Horasan ilçesinde yaşayan 8 çocuk annesi Rukiye Örs (41), nefes darlığı ve çabuk yorulma şikayetiyle Bölge Eğitim ve Araştırma Hastanesine (BEAH) başvurdu.
Örs’ü muayene eden BEAH Kalp ve Damar Cerrahi Kliniği Şefi Prof. Dr. Mehmet Ali Kaygın, hastanın aort damarının tahrip olduğunu tespit ederek, göğüs kafesini açmadan hastanın ameliyatını gerçekleştirdi.
Prof. Dr. Kaygın, konuya ait yaptığı yazılı açıklamada, Örs’ün kendilerine başvurduğunda bitkin halde olduğunu tabir ederek, yapılan tetkik sonrası aort damarının tahrip olduğunu belirtti.
Bunun üzerine hastayı ameliyata aldıklarını anlatan Kaygın, “Hastaya yapılan tetkik sonrası aort kapağındaki düşünceyi gördük ve acele operasyona karar verdik. Olağanda bu çeşit müdahaleler göğüs kafesi büsbütün açılarak yapılır, lakin biz hastanemizde de birinci olmak üzere ‘minimal invazif’ dediğimiz 4 santimlik küçük bir kesi açarak hastamızın aort değişimini başarılı halde gerçekleştirdik.” dedi.
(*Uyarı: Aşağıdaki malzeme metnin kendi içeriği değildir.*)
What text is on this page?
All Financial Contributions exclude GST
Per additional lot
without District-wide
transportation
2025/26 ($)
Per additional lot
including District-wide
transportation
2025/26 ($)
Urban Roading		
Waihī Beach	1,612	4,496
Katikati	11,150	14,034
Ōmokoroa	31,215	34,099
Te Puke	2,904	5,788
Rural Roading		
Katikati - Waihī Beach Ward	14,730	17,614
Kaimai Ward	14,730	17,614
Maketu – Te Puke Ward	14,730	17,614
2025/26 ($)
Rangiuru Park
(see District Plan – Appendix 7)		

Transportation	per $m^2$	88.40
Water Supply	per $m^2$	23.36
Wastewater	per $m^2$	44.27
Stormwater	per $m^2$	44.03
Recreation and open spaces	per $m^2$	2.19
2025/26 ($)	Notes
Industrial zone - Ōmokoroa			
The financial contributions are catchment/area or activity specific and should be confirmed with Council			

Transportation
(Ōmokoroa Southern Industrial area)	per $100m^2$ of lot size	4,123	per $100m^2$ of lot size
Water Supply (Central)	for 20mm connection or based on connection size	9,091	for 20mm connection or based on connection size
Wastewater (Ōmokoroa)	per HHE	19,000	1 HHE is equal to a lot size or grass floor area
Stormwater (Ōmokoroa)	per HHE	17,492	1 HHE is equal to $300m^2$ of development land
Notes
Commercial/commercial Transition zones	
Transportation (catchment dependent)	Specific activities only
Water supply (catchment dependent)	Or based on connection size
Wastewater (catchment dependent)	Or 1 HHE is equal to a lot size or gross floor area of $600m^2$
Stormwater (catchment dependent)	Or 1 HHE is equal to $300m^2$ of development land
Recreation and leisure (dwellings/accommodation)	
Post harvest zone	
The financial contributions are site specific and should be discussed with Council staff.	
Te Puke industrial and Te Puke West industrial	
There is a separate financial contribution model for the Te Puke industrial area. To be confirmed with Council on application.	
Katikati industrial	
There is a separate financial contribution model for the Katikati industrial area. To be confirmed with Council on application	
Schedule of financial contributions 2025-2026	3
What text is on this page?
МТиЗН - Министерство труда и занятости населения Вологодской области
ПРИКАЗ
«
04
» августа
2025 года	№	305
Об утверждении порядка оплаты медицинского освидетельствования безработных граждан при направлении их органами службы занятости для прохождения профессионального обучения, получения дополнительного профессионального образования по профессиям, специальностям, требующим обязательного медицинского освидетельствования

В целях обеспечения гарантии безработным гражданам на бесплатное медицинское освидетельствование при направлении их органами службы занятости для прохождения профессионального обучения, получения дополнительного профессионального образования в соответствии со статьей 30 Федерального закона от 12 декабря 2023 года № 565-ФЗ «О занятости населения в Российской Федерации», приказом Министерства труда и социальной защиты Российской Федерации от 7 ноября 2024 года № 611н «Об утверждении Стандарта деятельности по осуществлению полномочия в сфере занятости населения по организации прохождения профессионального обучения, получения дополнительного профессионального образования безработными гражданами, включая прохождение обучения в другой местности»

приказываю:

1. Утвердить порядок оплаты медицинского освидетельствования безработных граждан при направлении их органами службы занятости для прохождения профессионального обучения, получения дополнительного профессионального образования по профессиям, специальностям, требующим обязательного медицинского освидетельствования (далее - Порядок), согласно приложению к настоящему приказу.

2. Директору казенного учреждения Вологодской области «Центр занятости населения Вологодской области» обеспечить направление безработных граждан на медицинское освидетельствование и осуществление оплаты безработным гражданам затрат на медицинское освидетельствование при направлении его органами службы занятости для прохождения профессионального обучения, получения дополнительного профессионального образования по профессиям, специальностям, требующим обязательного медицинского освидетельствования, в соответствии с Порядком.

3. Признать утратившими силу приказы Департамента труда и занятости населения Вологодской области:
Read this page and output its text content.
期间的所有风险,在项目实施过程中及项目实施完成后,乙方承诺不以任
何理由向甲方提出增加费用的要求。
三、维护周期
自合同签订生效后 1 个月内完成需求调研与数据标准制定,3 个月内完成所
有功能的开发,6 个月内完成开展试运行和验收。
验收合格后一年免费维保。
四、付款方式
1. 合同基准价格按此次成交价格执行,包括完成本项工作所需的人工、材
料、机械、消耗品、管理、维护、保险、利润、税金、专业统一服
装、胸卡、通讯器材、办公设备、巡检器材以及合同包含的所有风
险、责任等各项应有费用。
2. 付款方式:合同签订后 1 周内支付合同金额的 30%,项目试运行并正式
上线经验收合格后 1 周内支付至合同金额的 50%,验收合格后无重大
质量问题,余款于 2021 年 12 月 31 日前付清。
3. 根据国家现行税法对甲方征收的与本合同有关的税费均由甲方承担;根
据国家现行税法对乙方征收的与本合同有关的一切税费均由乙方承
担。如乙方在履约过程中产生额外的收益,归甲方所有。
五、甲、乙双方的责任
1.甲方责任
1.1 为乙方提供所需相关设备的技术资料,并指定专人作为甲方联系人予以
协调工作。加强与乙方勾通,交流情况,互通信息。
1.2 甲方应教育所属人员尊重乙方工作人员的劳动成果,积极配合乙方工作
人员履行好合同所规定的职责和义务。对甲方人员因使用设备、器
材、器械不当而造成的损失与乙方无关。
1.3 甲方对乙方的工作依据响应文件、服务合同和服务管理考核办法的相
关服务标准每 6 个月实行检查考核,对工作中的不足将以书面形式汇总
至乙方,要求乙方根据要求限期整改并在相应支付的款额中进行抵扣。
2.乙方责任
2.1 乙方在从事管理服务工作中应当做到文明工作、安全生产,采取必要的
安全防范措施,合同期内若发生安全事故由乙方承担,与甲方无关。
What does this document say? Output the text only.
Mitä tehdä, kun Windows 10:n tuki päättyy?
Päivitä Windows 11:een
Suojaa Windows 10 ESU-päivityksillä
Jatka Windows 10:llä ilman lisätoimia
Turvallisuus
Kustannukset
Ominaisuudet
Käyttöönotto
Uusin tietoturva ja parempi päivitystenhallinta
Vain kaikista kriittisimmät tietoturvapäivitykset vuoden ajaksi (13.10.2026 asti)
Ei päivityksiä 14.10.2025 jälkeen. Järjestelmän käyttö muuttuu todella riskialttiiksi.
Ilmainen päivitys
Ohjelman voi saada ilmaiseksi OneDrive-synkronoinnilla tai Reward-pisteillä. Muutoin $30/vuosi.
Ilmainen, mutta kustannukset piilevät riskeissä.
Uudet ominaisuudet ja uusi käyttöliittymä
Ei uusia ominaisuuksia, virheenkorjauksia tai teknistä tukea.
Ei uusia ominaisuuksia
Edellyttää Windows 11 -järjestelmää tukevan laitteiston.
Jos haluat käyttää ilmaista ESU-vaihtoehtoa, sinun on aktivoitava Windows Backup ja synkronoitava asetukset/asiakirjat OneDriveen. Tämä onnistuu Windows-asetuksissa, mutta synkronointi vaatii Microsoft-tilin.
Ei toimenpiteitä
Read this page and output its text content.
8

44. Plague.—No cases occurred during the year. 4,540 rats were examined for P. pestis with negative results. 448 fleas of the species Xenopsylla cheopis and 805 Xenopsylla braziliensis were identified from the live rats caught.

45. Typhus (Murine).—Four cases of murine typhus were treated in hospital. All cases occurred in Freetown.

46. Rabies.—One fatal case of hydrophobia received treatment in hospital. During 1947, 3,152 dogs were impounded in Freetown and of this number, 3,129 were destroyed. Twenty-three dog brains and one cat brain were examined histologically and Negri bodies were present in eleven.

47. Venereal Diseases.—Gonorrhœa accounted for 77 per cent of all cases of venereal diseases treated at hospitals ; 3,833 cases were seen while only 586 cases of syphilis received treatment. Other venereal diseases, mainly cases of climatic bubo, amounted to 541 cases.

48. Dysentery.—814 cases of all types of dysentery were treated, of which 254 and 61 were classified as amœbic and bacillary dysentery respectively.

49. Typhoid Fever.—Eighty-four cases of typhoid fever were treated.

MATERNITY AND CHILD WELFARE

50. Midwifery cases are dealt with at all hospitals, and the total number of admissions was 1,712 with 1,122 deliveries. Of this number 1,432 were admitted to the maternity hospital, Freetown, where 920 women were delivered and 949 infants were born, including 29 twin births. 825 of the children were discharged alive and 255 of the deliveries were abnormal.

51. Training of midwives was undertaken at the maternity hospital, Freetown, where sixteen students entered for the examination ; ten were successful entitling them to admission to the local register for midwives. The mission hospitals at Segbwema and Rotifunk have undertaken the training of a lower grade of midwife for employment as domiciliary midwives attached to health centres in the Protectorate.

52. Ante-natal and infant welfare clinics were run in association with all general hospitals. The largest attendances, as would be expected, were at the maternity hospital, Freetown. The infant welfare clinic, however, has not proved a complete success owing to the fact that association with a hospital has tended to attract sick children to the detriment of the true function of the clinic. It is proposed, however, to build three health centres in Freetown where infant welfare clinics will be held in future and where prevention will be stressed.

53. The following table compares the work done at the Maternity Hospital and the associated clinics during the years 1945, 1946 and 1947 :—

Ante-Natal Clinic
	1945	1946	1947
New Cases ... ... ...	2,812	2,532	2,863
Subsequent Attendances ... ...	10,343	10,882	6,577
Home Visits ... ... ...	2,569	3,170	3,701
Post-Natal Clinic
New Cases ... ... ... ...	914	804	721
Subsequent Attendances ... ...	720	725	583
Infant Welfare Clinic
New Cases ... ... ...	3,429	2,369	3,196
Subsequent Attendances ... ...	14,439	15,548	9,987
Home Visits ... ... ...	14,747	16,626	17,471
Kaygın, tıbbın gelişmesiyle artık 3-4 santimlik kesiler sayesinde kalp üzere bir organda bile değişiklik yapabilecek kadar müdahalelerde ilerlediklerini kaydetti.
Bilhassa kalp ameliyatlarında kesilerin küçük olmasıyla yaraların erkenden düzgünleştiğini vurgulayan Kaygın, şöyle devam etti:
“Ameliyatta, kasık yahut uzunluğuna diğer bir kesi yapmaksızın, sternumu 4 santimlik küçük kesi ile açtık. Ameliyat süreçlerimizi bu kesiden yaptık. Bu müdahale daha az kanama, daha az enfeksiyon, daha az ağrı ve daha erken taburcu ile yaraların daha süratli güzelleşmesine imkan sağlıyor. Küçük kesi kalp ameliyatlarında genç yaşta ameliyat olan ve ameliyat izini hayatı boyunca göğsünde taşımak durumunda kalan bir hasta için ‘bu kesiler ‘nazar boncuğu’ sayılabilecek durumdadır.”
Hasta Rukiye Örs ise böylesine büyük ve kıymetli ameliyatı küçük kesiyle başarılı formda atlattığı için Kaygın ve grubuna teşekkür etti.
Örs, “Hastaneye birinci geldiğimde nefes alamıyordum. Artık çok şükür evvel Allah’ın müsaadesi, sonra hekimimin değerli emekleri ile ayaktayım. Hiçbir problemim yok. Meskenime dönüp çocuklarımla artık istediğim üzere ilgilenmek istiyorum.” sözünü kullandı.